Save the Tongass National Forest!

    The Tongass National Forest in Alaska in made up of 17 million acres of pristine wilderness. It includes 160,000 acres of forests, and has been nicknamed 'America's Amazon.' President Bill Clinton made a protection called the roadless rule that banned logging and road construction in 1999, 21 years ago. The Tongass National Forest is very rich in biodiversity, housing salmon, bears, bald eagles, wolves, and many other animals. It's home to 500-year-old trees that take mass amounts of of carbon dioxide out of the air per year. It is one of the world's largest carbon sinks, and stores about 8 percent of all the carbon stored in all the forest of the lower 48 states combined. If this forest was cut down, it would release mass amounts of carbon dioxide into the air, the equivalent of putting as many as 10 million new cars on the road. Carbon dioxide is a main contributor to climate change, which impacts every species on Earth, and we need to stop it! One of the ways we can do this is by not logging the Tongass National Forest.

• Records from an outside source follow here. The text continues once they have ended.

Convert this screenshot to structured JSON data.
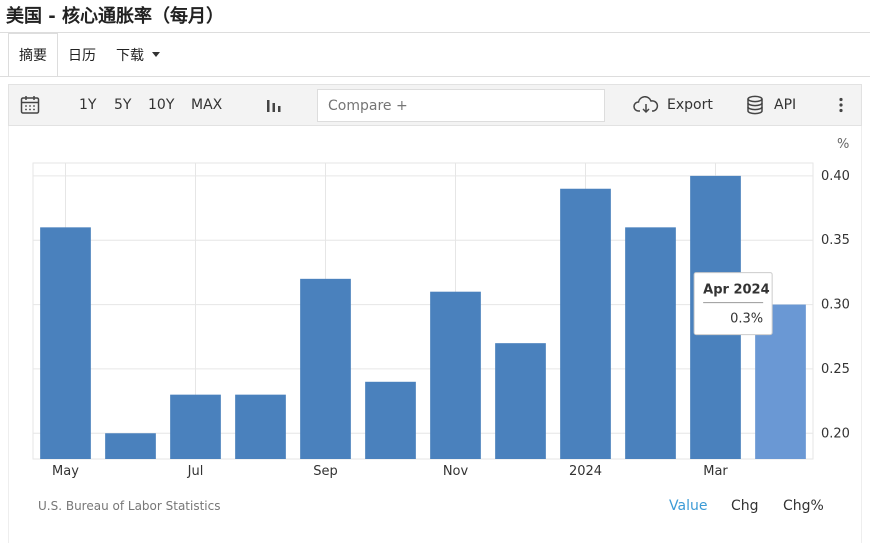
{
  "title": "美国 - 核心通胀率（每月）",
  "tabs": [
    {
      "label": "摘要",
      "active": true
    },
    {
      "label": "日历",
      "active": false
    },
    {
      "label": "下载",
      "active": false,
      "dropdown": true
    }
  ],
  "toolbar": {
    "ranges": [
      "1Y",
      "5Y",
      "10Y",
      "MAX"
    ],
    "compare_placeholder": "Compare +",
    "export_label": "Export",
    "api_label": "API",
    "icons": [
      "calendar-icon",
      "bar-chart-icon",
      "cloud-download-icon",
      "database-icon",
      "more-vertical-icon"
    ]
  },
  "chart_data": {
    "type": "bar",
    "unit": "%",
    "categories": [
      "May 2023",
      "Jun 2023",
      "Jul 2023",
      "Aug 2023",
      "Sep 2023",
      "Oct 2023",
      "Nov 2023",
      "Dec 2023",
      "Jan 2024",
      "Feb 2024",
      "Mar 2024",
      "Apr 2024"
    ],
    "values": [
      0.36,
      0.2,
      0.23,
      0.23,
      0.32,
      0.24,
      0.31,
      0.27,
      0.39,
      0.36,
      0.4,
      0.3
    ],
    "x_tick_labels": [
      {
        "index": 0,
        "label": "May"
      },
      {
        "index": 2,
        "label": "Jul"
      },
      {
        "index": 4,
        "label": "Sep"
      },
      {
        "index": 6,
        "label": "Nov"
      },
      {
        "index": 8,
        "label": "2024"
      },
      {
        "index": 10,
        "label": "Mar"
      }
    ],
    "y_ticks": [
      "0.20",
      "0.25",
      "0.30",
      "0.35",
      "0.40"
    ],
    "ylim": [
      0.18,
      0.41
    ],
    "grid": true,
    "highlight_index": 11,
    "tooltip": {
      "title": "Apr 2024",
      "value": "0.3%"
    },
    "colors": {
      "bar": "#4a81bd",
      "highlight": "#6a98d4",
      "grid": "#e6e6e6"
    }
  },
  "footer": {
    "source": "U.S. Bureau of Labor Statistics",
    "view_tabs": [
      {
        "label": "Value",
        "active": true
      },
      {
        "label": "Chg",
        "active": false
      },
      {
        "label": "Chg%",
        "active": false
      }
    ],
    "active_color": "#3c9bd6"
  }
}
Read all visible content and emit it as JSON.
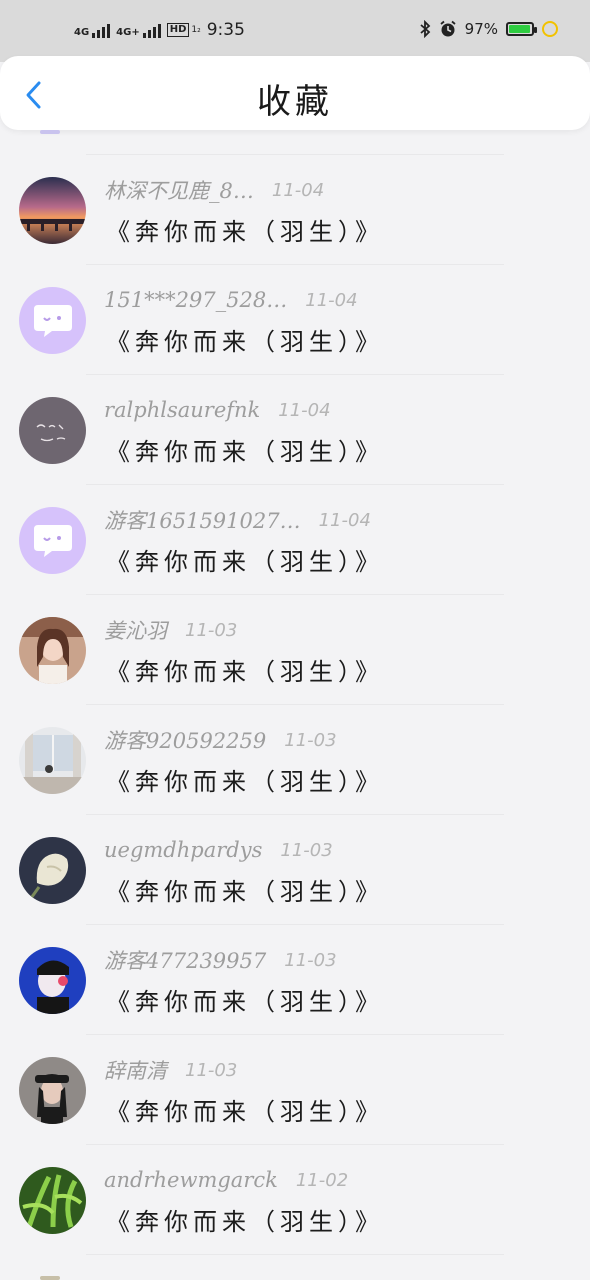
{
  "status_bar": {
    "net1": "4G",
    "net2": "4G+",
    "hd": "HD",
    "hd_sub": "1₂",
    "time": "9:35",
    "bluetooth_icon": "bluetooth-icon",
    "alarm_icon": "alarm-icon",
    "battery_percent": "97%",
    "battery_level": 0.97,
    "battery_color": "#2ecc40"
  },
  "header": {
    "title": "收藏",
    "back_icon": "chevron-left-icon",
    "accent": "#2a8cf0"
  },
  "items": [
    {
      "name": "林深不见鹿_8…",
      "date": "11-04",
      "song": "《奔你而来（羽生）》",
      "avatar": "sunset-bridge-photo"
    },
    {
      "name": "151***297_528…",
      "date": "11-04",
      "song": "《奔你而来（羽生）》",
      "avatar": "default-chat-bubble"
    },
    {
      "name": "ralphlsaurefnk",
      "date": "11-04",
      "song": "《奔你而来（羽生）》",
      "avatar": "handwritten-grey-photo"
    },
    {
      "name": "游客1651591027…",
      "date": "11-04",
      "song": "《奔你而来（羽生）》",
      "avatar": "default-chat-bubble"
    },
    {
      "name": "姜沁羽",
      "date": "11-03",
      "song": "《奔你而来（羽生）》",
      "avatar": "girl-portrait-photo"
    },
    {
      "name": "游客920592259",
      "date": "11-03",
      "song": "《奔你而来（羽生）》",
      "avatar": "window-room-photo"
    },
    {
      "name": "uegmdhpardys",
      "date": "11-03",
      "song": "《奔你而来（羽生）》",
      "avatar": "white-flower-photo"
    },
    {
      "name": "游客477239957",
      "date": "11-03",
      "song": "《奔你而来（羽生）》",
      "avatar": "anime-boy-photo"
    },
    {
      "name": "辞南清",
      "date": "11-03",
      "song": "《奔你而来（羽生）》",
      "avatar": "cap-girl-photo"
    },
    {
      "name": "andrhewmgarck",
      "date": "11-02",
      "song": "《奔你而来（羽生）》",
      "avatar": "green-plant-photo"
    }
  ],
  "colors": {
    "name_text": "#9d9d9d",
    "date_text": "#b5b5b5",
    "song_text": "#1c1c1c",
    "default_avatar": "#d6c2fb"
  }
}
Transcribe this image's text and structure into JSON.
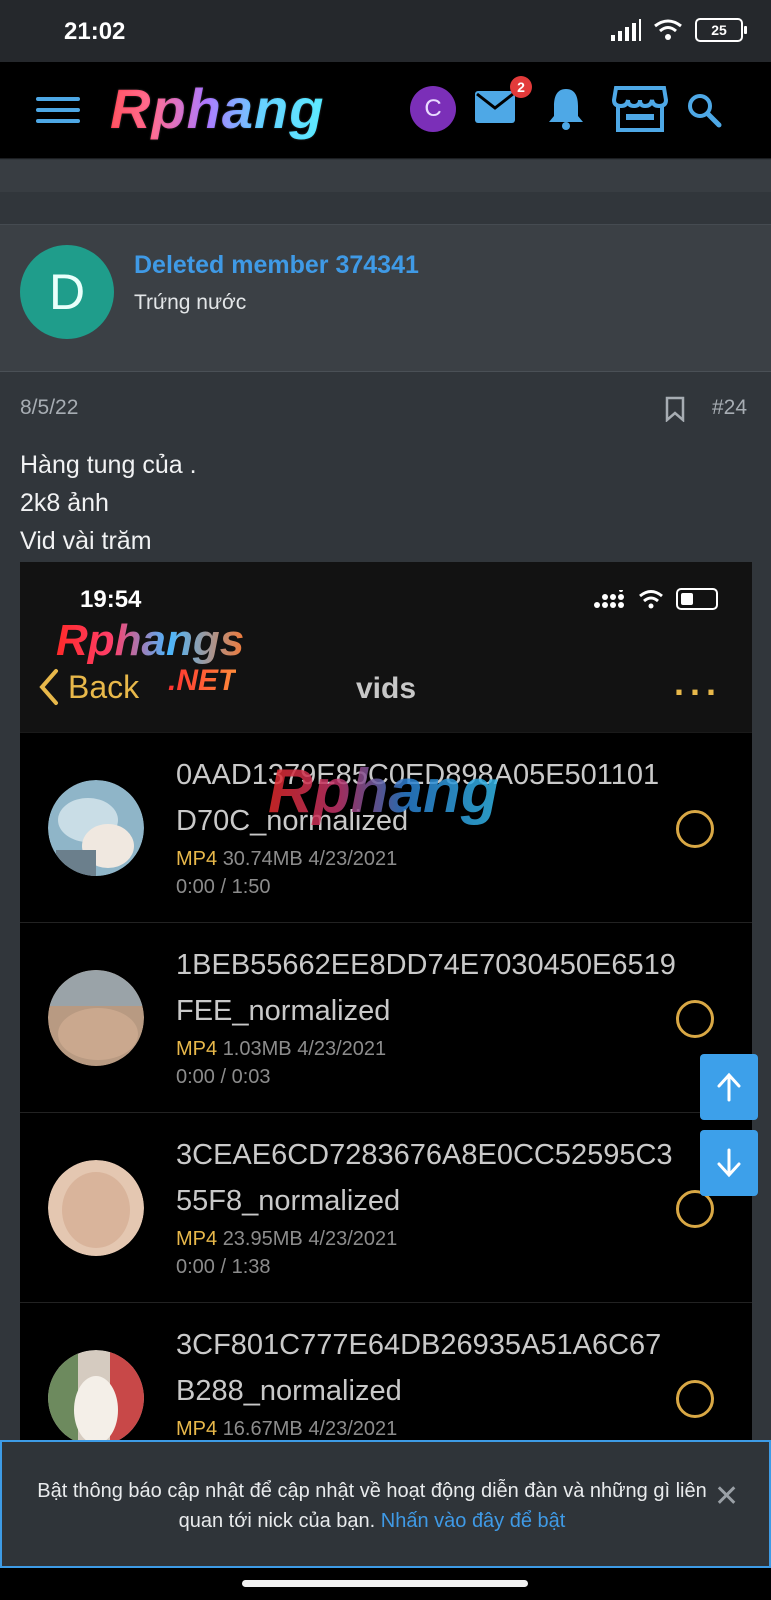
{
  "status_bar": {
    "time": "21:02",
    "battery": "25"
  },
  "navbar": {
    "logo": "Rphang",
    "avatar_letter": "C",
    "mail_badge": "2",
    "colors": {
      "accent": "#4ea8e6",
      "badge": "#e23a3a",
      "avatar": "#7b2fb8"
    }
  },
  "post": {
    "author": {
      "initial": "D",
      "name": "Deleted member 374341",
      "title": "Trứng nước",
      "avatar_color": "#1f9d8b"
    },
    "date": "8/5/22",
    "number": "#24",
    "lines": [
      "Hàng tung của .",
      "2k8 ảnh",
      "Vid vài trăm"
    ]
  },
  "embedded_screenshot": {
    "time": "19:54",
    "watermark": "Rphangs",
    "watermark_suffix": ".NET",
    "back_label": "Back",
    "title": "vids",
    "more": "...",
    "center_watermark": "Rphang",
    "videos": [
      {
        "name": "0AAD1379E85C0ED898A05E501101D70C_normalized",
        "format": "MP4",
        "size": "30.74MB",
        "date": "4/23/2021",
        "duration": "0:00 / 1:50"
      },
      {
        "name": "1BEB55662EE8DD74E7030450E6519FEE_normalized",
        "format": "MP4",
        "size": "1.03MB",
        "date": "4/23/2021",
        "duration": "0:00 / 0:03"
      },
      {
        "name": "3CEAE6CD7283676A8E0CC52595C355F8_normalized",
        "format": "MP4",
        "size": "23.95MB",
        "date": "4/23/2021",
        "duration": "0:00 / 1:38"
      },
      {
        "name": "3CF801C777E64DB26935A51A6C67B288_normalized",
        "format": "MP4",
        "size": "16.67MB",
        "date": "4/23/2021",
        "duration": ""
      }
    ]
  },
  "notification": {
    "text": "Bật thông báo cập nhật để cập nhật về hoạt động diễn đàn và những gì liên quan tới nick của bạn.",
    "link": "Nhấn vào đây để bật"
  }
}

    Just days ago, the Trump Administration moved to open the Tongass National Forest, America's largest national rain forest, for development. They want to lift the roadless rule, which would allow logging across thousands of acres. This will harm wildlife habitats and worsen climate change. According to The Hill, Randi Spivak, the Center for Biological Diversity’s public lands director said, "The older and bigger the tree is means the more carbon it is holding in the tree trunks, the roots, the branches …the bigger, the better. And what you have in the Tongass are some of the carbon-storing champions.

    Usually, the reason people would log would to help the economy, but the the timber industry makes up only one percent of Southeast Alaska's jobs. According to The Pew Charitable Trusts, "Taxpayers for Common Sense, an independent nonprofit group, reports that a Forest Service-operated timber sales program in the Tongass has been a financial failure, costing taxpayers nearly $600 million over the past two decades, and evidence suggests that future logging would continue to result in losses. Also, local tourism and commercial fishing companies rely on a healthy, intact, and undisturbed Tongass. In fact, data from the regional development organization Southeast Conference shows that timber provides just under 1 percent of southeastern Alaska’s jobs, compared with 8 percent for seafood processing and 17 percent for tourism. That’s one reason more than 200 commercial fishermen have written to the Forest Service imploring the agency to uphold the roadless rule."

    We need to take action! Please sign now to tell Lisa Murkowski and Dan Sullivan, the senators of Alaska, that they cannot allow President Trump to open the Tongass National Forest for logging!